这里是与上面相同的示例,但是完全依赖 dataclasses,没有使用任何特殊的 class 继承模型:

from abc import ABC
from dataclasses import dataclass
from typing import Union

from dataclass_wizard import asdict, fromdict, LoadMeta


@dataclass
class Data(ABC):
    """ base class for a Member """
    number: float


class DataA(Data):
    """ A type of Data"""


class DataB(Data):
    """ Another type of Data """


@dataclass
class Container:
    """ container holds a subclass of Data """
    data: Union[DataA, DataB]


# Setup tags for the dataclasses. This can be passed into either
# `LoadMeta` or `DumpMeta`.
#
# Note that I'm not a fan of this syntax either, so it might change.

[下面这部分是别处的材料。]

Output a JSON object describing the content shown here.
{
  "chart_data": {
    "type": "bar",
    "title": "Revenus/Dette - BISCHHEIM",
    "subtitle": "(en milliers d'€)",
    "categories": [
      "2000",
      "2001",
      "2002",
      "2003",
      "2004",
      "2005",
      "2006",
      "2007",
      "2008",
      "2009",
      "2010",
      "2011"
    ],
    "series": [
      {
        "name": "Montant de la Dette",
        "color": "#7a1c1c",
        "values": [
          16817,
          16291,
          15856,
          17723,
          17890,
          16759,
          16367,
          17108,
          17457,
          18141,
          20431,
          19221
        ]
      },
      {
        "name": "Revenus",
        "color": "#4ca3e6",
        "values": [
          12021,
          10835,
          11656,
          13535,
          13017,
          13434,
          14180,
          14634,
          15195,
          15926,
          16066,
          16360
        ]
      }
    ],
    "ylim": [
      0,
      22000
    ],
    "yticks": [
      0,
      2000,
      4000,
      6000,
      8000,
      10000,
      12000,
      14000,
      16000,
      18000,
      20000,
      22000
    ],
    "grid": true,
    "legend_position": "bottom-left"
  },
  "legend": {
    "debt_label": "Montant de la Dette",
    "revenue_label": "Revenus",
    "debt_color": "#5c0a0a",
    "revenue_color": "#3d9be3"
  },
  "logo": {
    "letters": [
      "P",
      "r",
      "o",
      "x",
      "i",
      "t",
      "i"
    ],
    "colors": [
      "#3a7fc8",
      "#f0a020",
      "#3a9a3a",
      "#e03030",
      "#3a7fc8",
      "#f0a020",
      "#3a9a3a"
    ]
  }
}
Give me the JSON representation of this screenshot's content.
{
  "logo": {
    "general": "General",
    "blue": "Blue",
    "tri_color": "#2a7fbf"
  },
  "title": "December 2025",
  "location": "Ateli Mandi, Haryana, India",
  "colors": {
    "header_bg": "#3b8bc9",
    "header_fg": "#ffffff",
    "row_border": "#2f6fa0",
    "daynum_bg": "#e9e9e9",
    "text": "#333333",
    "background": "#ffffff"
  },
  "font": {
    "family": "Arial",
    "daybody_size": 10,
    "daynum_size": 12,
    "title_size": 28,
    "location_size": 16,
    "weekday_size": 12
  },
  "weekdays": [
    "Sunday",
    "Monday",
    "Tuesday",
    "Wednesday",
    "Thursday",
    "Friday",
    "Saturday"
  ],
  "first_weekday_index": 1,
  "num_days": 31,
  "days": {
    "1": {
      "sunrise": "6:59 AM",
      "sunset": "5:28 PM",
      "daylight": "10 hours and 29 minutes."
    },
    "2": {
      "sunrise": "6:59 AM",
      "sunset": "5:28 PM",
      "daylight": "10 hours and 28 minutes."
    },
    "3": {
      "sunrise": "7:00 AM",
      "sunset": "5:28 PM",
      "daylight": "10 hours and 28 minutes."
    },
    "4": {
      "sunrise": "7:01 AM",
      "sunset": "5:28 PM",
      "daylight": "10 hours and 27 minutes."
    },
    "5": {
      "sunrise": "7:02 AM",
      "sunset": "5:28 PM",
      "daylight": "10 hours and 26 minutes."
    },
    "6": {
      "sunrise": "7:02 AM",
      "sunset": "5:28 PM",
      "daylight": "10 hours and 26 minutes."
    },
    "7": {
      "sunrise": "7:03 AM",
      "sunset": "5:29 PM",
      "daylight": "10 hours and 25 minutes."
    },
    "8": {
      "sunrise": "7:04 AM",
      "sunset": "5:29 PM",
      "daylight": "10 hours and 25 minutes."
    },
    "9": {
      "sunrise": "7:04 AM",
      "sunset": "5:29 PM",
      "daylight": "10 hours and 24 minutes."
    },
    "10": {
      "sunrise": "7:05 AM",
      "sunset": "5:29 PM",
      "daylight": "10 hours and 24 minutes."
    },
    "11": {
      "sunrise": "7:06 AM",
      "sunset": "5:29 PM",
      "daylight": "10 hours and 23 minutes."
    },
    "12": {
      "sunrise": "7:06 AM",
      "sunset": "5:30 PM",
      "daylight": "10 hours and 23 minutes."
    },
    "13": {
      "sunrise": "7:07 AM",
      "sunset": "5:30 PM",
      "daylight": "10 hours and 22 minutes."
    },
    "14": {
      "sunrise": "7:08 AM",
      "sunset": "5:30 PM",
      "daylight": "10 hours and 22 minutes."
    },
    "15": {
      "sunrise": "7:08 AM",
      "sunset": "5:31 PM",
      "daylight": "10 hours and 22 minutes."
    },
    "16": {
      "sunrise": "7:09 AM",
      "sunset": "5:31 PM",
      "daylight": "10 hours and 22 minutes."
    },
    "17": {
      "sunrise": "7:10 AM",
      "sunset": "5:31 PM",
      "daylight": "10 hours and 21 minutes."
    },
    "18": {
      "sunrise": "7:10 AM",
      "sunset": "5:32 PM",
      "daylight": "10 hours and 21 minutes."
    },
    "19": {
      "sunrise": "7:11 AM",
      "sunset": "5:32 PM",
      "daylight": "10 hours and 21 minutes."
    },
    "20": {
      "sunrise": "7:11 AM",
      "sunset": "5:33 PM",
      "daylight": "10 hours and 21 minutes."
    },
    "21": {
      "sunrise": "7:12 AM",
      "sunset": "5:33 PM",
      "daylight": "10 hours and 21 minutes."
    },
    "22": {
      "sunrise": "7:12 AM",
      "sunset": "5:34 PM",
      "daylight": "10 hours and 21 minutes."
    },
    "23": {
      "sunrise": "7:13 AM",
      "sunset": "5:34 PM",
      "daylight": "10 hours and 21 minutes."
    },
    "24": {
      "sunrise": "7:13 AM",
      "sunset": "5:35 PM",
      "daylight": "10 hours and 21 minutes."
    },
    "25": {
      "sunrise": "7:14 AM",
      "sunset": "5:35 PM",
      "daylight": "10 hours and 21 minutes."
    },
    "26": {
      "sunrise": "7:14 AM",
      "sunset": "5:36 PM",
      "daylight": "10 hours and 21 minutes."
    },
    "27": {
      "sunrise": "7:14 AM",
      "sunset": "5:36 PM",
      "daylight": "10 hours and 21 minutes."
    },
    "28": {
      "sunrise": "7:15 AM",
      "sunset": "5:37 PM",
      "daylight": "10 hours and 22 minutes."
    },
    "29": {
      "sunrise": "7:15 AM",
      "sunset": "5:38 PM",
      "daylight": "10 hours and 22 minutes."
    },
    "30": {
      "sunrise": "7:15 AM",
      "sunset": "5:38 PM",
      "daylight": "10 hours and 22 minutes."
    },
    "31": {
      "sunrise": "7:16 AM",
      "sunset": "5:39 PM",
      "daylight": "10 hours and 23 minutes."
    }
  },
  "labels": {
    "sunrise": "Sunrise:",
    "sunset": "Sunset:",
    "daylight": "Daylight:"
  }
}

I was
# thinking of something more explicit, like `LoadMeta(...).bind_to(class)`
LoadMeta(DataA, tag='A')
LoadMeta(DataB, tag='B')

# The rest is the same as before.

# initialize container with DataB
data = DataB(number=2.0)
container = Container(data=data)

print(repr(container))
# prints:
#   Container(data=DataB(number=2.0))

# Assert we load the correct dataclass from the annotated `Union` types
assert type(container.data) == DataB

# Assert we end up with the same data when serializing and de-serializing.
out_dict = asdict(container)
assert container == fromdict(Container, out_dict)